7- La dernière fois que tu as pleuré, de peine ou de joie, par le sport? Peux-tu nous expliquer cette émotion.
La dernière fois, c’était cette chute récente, mais je n’ai pas envie de parler de ça. J’ai plutôt envie de citer mon titre de champion de France amateur il y a 2 ans, une victoire très importante. Je me souviens juste après l’arrivée être tombé sur mes proches, la famille, les amis… C’était très fort comme émotion, tout le monde pleurait de joie, moi aussi. C’est le genre de moment qui révèle d’un seul coup pour quoi et pour qui on fait tout ça. Un souvenir incroyable.
8- Un autre sport passionnant, que tu aurais aimé pratiquer, que tu pratiques aussi peut-être?
Le football ! J’adore ce sport, je suis tous les jours son actualité, je vais voir pas mal de matchs au stade quand je peux, au Parc des Princes surtout depuis que je vis sur Paris. Je suis supporter du PSG depuis tout petit, mais je vais aussi voir jouer Nantes à La Beaujoire et parfois le SCO quand j’en ai l’occasion. Je joue un peu l’hiver, en reprise, du futsal avec des amis, mais en faisant attention car c’est beaucoup plus traumatisant pour les muscles que le vélo.
9- Un lieu important, un décor puissant dans ton histoire avec ton sport, dans lequel tu te sens bien?
Je dirais les bords de Loire. De Saumur à Saint-Nazaire, je les ai tellement arpentés sur le vélo ! Sur les deux rives, dans les deux sens, à n’importe quelle heure, par tous les temps… J’y ai mes repères et j’apprécie beaucoup ce décor.

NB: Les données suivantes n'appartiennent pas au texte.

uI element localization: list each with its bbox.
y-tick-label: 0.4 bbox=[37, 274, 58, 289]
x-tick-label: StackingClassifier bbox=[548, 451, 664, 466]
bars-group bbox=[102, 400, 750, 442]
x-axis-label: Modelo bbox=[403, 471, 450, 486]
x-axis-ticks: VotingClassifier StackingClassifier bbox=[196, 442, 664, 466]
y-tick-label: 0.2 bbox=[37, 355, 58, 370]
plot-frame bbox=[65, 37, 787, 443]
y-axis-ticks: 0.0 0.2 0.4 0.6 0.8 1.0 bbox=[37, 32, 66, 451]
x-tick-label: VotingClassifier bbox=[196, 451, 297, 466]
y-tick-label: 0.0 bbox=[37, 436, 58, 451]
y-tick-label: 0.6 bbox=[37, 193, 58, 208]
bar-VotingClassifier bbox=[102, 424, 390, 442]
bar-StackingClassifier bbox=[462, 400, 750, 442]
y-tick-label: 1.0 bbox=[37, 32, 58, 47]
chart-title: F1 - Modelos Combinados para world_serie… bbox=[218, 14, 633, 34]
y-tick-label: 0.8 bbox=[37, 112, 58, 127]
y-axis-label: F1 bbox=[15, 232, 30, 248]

10- Un objet qui compte beaucoup et que tu as besoin d’avoir près de toi, à la maison ou en compétition?
Une bague en argent que m’a offert ma grand-mère quand j’avais 10 ans, sa première bague. Une grand-mère qui fait d’ailleurs beaucoup de vélo elle aussi. Je l’ai attachée à une chaine que je porte tout le temps autour du cou. Je sais que si je ne l’avais pas sur moi, je le sentirais, quelque chose me manquerait… C’est un objet symbolique, qui possède une valeur sentimentale. Je pense que la garderai à vie, elle représente aussi la force et l’importance du lien avec ma famille.